They continued to talk a bit back and forth, though Jasper didn't really need Jasmine to tell him what she had been up to, since he already knew everything that had been written down. Both she and the rest of the world had been very good at keeping notes compared to the last couple of times Jasper had logged in.
He told her about the way he had reworked his powers and that he would have Contracts as his Domain from now on, which, to his surprise, made Jasmine very excited. It turns out a lot of people wanted her to officiate or witness various contracts, but with no way to enforce them other than the words "If ya break it, i'll batter ya", it was hard to really be the scribe of the gods.
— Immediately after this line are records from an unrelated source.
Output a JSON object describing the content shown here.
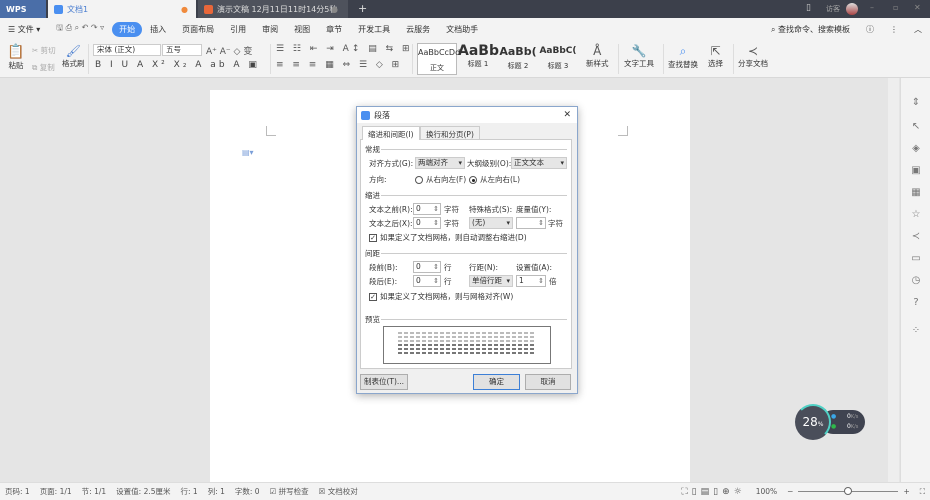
{
  "titlebar": {
    "wps": "WPS",
    "tabs": [
      {
        "label": "文档1"
      },
      {
        "label": "演示文稿 12月11日11时14分5秒"
      }
    ],
    "user": "访客"
  },
  "menu": {
    "file": "文件",
    "items": [
      "开始",
      "插入",
      "页面布局",
      "引用",
      "审阅",
      "视图",
      "章节",
      "开发工具",
      "云服务",
      "文档助手"
    ],
    "search": "查找命令、搜索模板"
  },
  "ribbon": {
    "paste": "粘贴",
    "cut": "剪切",
    "copy": "复制",
    "format_painter": "格式刷",
    "font": "宋体 (正文)",
    "size": "五号",
    "styles": [
      {
        "preview": "AaBbCcDd",
        "label": "正文"
      },
      {
        "preview": "AaBb",
        "label": "标题 1"
      },
      {
        "preview": "AaBb(",
        "label": "标题 2"
      },
      {
        "preview": "AaBbC(",
        "label": "标题 3"
      }
    ],
    "new_style": "新样式",
    "text_tools": "文字工具",
    "find_replace": "查找替换",
    "select": "选择",
    "share": "分享文档"
  },
  "dialog": {
    "title": "段落",
    "tabs": [
      "缩进和间距(I)",
      "换行和分页(P)"
    ],
    "general": "常规",
    "align_label": "对齐方式(G):",
    "align_value": "两端对齐",
    "outline_label": "大纲级别(O):",
    "outline_value": "正文文本",
    "direction_label": "方向:",
    "rtl": "从右向左(F)",
    "ltr": "从左向右(L)",
    "indent": "缩进",
    "before_text": "文本之前(R):",
    "before_text_value": "0",
    "after_text": "文本之后(X):",
    "after_text_value": "0",
    "unit_char": "字符",
    "special_label": "特殊格式(S):",
    "special_value": "(无)",
    "measure_label": "度量值(Y):",
    "measure_value": "",
    "indent_check": "如果定义了文档网格，则自动调整右缩进(D)",
    "spacing": "间距",
    "before": "段前(B):",
    "before_value": "0",
    "after": "段后(E):",
    "after_value": "0",
    "unit_line": "行",
    "line_spacing_label": "行距(N):",
    "line_spacing_value": "单倍行距",
    "set_value_label": "设置值(A):",
    "set_value": "1",
    "unit_times": "倍",
    "grid_check": "如果定义了文档网格，则与网格对齐(W)",
    "preview": "预览",
    "tabs_button": "制表位(T)...",
    "ok": "确定",
    "cancel": "取消"
  },
  "speed": {
    "percent": "28",
    "unit": "%",
    "up": "0",
    "down": "0",
    "rate_unit": "K/s"
  },
  "status": {
    "page_num": "页码: 1",
    "pages": "页面: 1/1",
    "section": "节: 1/1",
    "setting": "设置值: 2.5厘米",
    "row": "行: 1",
    "col": "列: 1",
    "words": "字数: 0",
    "spell": "拼写检查",
    "proof": "文档校对",
    "zoom": "100%",
    "zoom_fraction": 0.5
  },
  "colors": {
    "accent": "#4a8ff0",
    "titlebar": "#3c404b"
  }
}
As they talked, they continued on their journey to the place of frozen time, which was a lot harder than he had expected. As they moved closer to the area, it was like the world itself was trying to resist their movement, as if their speed was being slowed down.
Jasper ended up casting a couple of haste spells on the orks, goblins and his companions. Riez seemed to be the only one completely unaffected by it, and she was consistently using this slowed time to annoy the people she was travelling with.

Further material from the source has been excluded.